変に待たせると姉貴は機嫌が悪くなるからな。
まったく手間のかかる女である。
「到着っ」
ドアを開け、階段を駆け上がり押入れの扉を開く。
「……で、本体だけ持ってけばいいんだな」
「ええ、そのはずですけれど」
「よし」
本体とかいう角の部分を掴む。
「……ぬ」
引っ張っても動かない。
「うぐぐぐぐぐ……」
押しても引いても揺らしても駄目。
「ぜーはーぜーはー……」
まるで動く様子がなかった。
「大変ですねえ」
「見てないでオマエも手伝えっ!」
「それは無理な相談ですよ。自分を持ち上げるなんて有彦さんだって出来ないでしょう?」
「ぬう……」
理屈は正しいがこいつに言われるとなんかむかつく。
「くっそお……これ持ってかなきゃ駄目か?」
「んー。マスターだったら外し方知ってるんでしょうけど……」
「……つまり無理って事かよ」
ここに偶然そのマスターさんとやらが現れない限り。
ぴんぽーん。
「ん?」
インターホンの音がした。
誰だろう。
「は、はうっ!」
よくわからないがななこはびくついていた。
「へいへーい。
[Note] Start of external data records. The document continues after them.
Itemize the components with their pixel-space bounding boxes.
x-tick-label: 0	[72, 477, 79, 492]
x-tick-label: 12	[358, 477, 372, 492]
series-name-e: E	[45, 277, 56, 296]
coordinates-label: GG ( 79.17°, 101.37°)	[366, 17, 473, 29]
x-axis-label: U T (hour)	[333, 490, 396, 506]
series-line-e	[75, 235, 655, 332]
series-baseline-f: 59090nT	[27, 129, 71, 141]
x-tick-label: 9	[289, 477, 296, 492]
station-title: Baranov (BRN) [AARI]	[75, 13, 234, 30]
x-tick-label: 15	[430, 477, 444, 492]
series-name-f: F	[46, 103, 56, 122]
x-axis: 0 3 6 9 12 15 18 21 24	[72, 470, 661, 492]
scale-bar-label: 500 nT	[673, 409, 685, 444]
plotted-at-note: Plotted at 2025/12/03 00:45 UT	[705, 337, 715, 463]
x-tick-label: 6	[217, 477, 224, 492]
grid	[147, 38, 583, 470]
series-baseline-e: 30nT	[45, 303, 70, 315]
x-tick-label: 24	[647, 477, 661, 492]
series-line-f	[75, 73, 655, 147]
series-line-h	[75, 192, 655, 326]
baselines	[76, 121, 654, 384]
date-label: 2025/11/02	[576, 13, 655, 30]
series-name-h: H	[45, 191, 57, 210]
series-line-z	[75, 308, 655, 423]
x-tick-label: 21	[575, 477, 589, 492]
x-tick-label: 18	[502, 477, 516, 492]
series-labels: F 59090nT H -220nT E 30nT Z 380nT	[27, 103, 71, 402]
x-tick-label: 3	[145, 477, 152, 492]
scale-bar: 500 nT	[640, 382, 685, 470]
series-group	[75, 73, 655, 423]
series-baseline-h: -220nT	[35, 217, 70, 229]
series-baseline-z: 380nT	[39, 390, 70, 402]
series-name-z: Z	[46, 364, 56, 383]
今行きますよ」
とりあえずななこ本体は放置して玄関へ。
「どちらさまでしょ……あれ?」
玄関を開けても誰の姿もなかった。
「なんだ? ピンポンダッシュか?」
今時そんな事をするやつがいるとは信じられん。
「ん」
地面を見るとなにやらチラシのようなものが落ちている。
「これは……」
そこにはこう書かれていた。
『第七聖典の扱い方』
「おいおい」
こんなもんよこせるのはななこのマスターしかいないはずなんだが。
「どっかで会話を聞いてたのか?」
もしやオレのストーカーと化してたりするんだろうか。
「……ま、いいか」
世の中には知らないほうがいいことがたくさんあるのだ。
「せっかくだから有効利用させて貰おう」
これでちょっとは仕事がやり易くなるだろうからな。
「おーい」
部屋に戻るとななこがすみっこでガタガタ震えていた。
「……何やってんだ? おまえ?」
「え? マスターが回収しに来たんじゃないんですか?」
「知らん」
適当に誤魔化しておいて本体に触れる。
この説明書によるとスイッチがあるらしい。
「これを押しながらこっちをこうして……」
かちゃかちゃかちゃかちゃ。
「お」
紙に書いてある通りの手順を試すと、すんなり角は取り外すことが出来た。
「ほー。これが真の本体ってわけか」
「ええ。聖獣ユニコーンの角です」
「ユニコーンねえ」
確かに高貴な感じがしなくもないが。
「どうです。幻想的でしょう」
「……」
実際問題それの精霊はこれなわけだしなぁ。
そう考えると幻滅してしまう。
「ひょいと」
空中で投げまわしてみる。
「わわっ! 止めてくださいよぅっ。壊れたらどうするんですかっ!」
「はっはっは。これでオマエの運命はまさにオレの手中というわけだな」
今までよりもこいつの弱点に近づいた訳だ。
これさえ持っていればこいつの運命は全てオレが握っているも同然である。
「うわ。有彦さんがサイテーな発言をっ! 鬼畜で外道でコンコンチキですよっ」
「……冗談だっつーに」
そんな言い方する事ないだろいくらなんでも。
「とにかく、姉貴を待たせるわけにはいかねえんだからな。行くぞ」
「あ、ちょっと待ってくださいよ〜」
オレはポケットにななこ本体を投げ入れ、再び現場へと自転車を走らせるのであった。